A scree plot is a graphical representation of the eigenvalues of the principal components. Eigenvalues indicate the amount of variance explained by each component. In a scree plot, you plot the eigenvalues against the component index. The "elbow point" is where the eigenvalues start to level off, suggesting that the significant components have been captured.

import numpy as np
import matplotlib.pyplot as plt

eigenvalues = pca.explained_variance_
plt.plot(range(1, len(eigenvalues) + 1), eigenvalues, marker='o')
plt.xlabel('Principal Component')
plt.ylabel('Eigenvalue')
plt.title('Scree Plot')
plt.show()

Screen Plot

Cumulative Explained Variance Plot

This plot shows the cumulative proportion of explained variance as you add more components. It helps you understand how much variance is retained by including different numbers of components. You can look for the point where adding more components only marginally increases the cumulative variance.

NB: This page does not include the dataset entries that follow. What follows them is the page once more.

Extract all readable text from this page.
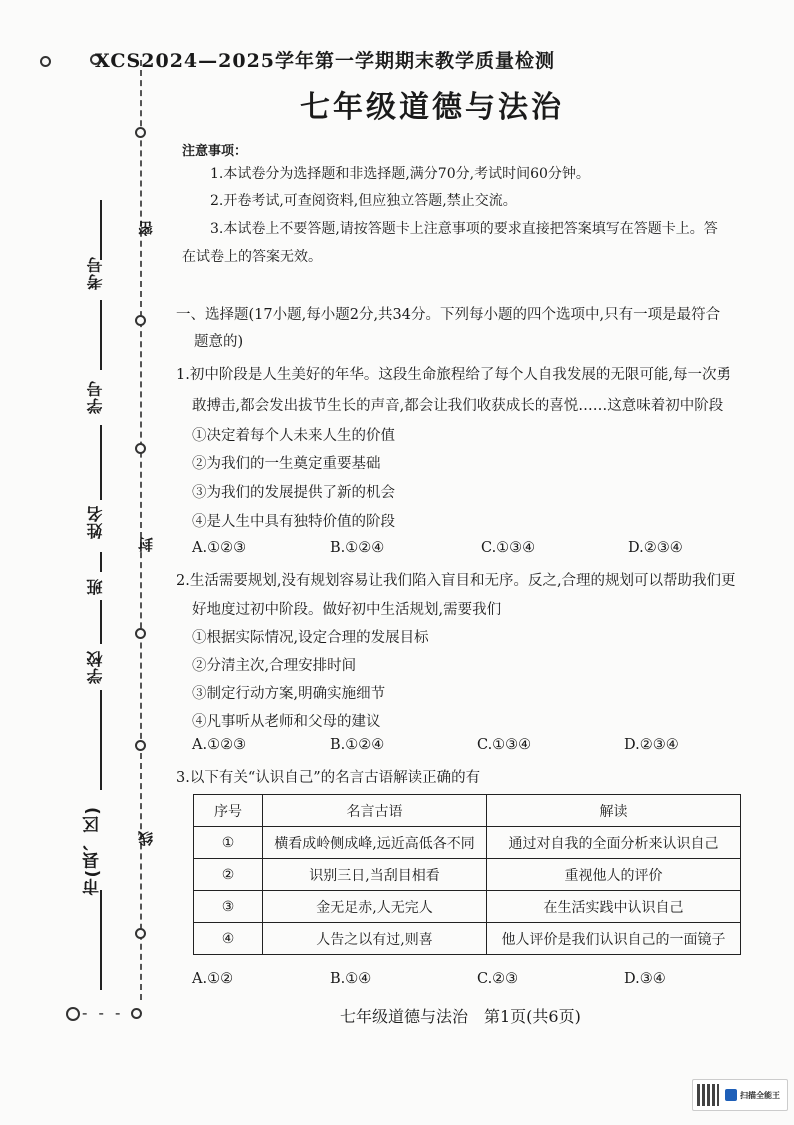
- - -
考号
密
学号
姓名
封
班
学校
市(县、区) 线
XCS2024—2025学年第一学期期末教学质量检测
七年级道德与法治
注意事项：
1.本试卷分为选择题和非选择题,满分70分,考试时间60分钟。
2.开卷考试,可查阅资料,但应独立答题,禁止交流。
3.本试卷上不要答题,请按答题卡上注意事项的要求直接把答案填写在答题卡上。答
在试卷上的答案无效。
一、选择题(17小题,每小题2分,共34分。下列每小题的四个选项中,只有一项是最符合
题意的)
1.初中阶段是人生美好的年华。这段生命旅程给了每个人自我发展的无限可能,每一次勇
敢搏击,都会发出拔节生长的声音,都会让我们收获成长的喜悦……这意味着初中阶段
①决定着每个人未来人生的价值
②为我们的一生奠定重要基础
③为我们的发展提供了新的机会
④是人生中具有独特价值的阶段
A.①②③	B.①②④	C.①③④	D.②③④
2.生活需要规划,没有规划容易让我们陷入盲目和无序。反之,合理的规划可以帮助我们更
好地度过初中阶段。做好初中生活规划,需要我们
①根据实际情况,设定合理的发展目标
②分清主次,合理安排时间
③制定行动方案,明确实施细节
④凡事听从老师和父母的建议
A.①②③	B.①②④	C.①③④	D.②③④
3.以下有关“认识自己”的名言古语解读正确的有
序号	名言古语	解读
①	横看成岭侧成峰,远近高低各不同	通过对自我的全面分析来认识自己
②	识别三日,当刮目相看	重视他人的评价
③	金无足赤,人无完人	在生活实践中认识自己
④	人告之以有过,则喜	他人评价是我们认识自己的一面镜子
A.①②	B.①④	C.②③	D.③④
七年级道德与法治　第1页(共6页)
扫描全能王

cumulative_variance = np.cumsum(pca.explained_variance_ratio_)
plt.plot(range(1, len(cumulative_variance) + 1), cumulative_variance, marker='o')
plt.xlabel('Number of Components')
plt.ylabel('Cumulative Explained Variance')
plt.title('Cumulative Explained Variance Plot')
plt.show()


Cumulative Explained Variance Plot

Retaining a Specific Amount of Variance

You can choose to retain a specific amount of variance (e.g., 95%). By plotting the cumulative explained variance, you can see how many components are needed to achieve that threshold.


desired_variance = 0.95
num_components = np.argmax(cumulative_variance >= desired_variance) + 1

Cross-Validation and Model Performance

In some cases, you can use cross-validation to evaluate model performance with different numbers of components. Choose the number of components that results in the best model performance metric, such as accuracy or mean squared error.

Domain Knowledge

Your understanding of the data and the problem domain can guide your choice of components. If you know that certain features are irrelevant or redundant, you might choose a smaller number of components.

Rule of Thumb

A common rule of thumb is to choose the number of components that capture a significant portion of the variance, such as 95% or 99%.


Keep in mind that there's no one-size-fits-all approach, and the choice of the number of components can depend on the specific goals of your analysis, the complexity of the data, and the trade-off between simplicity and information retention. It's often helpful to experiment with different methods and consider the overall context of your analysis.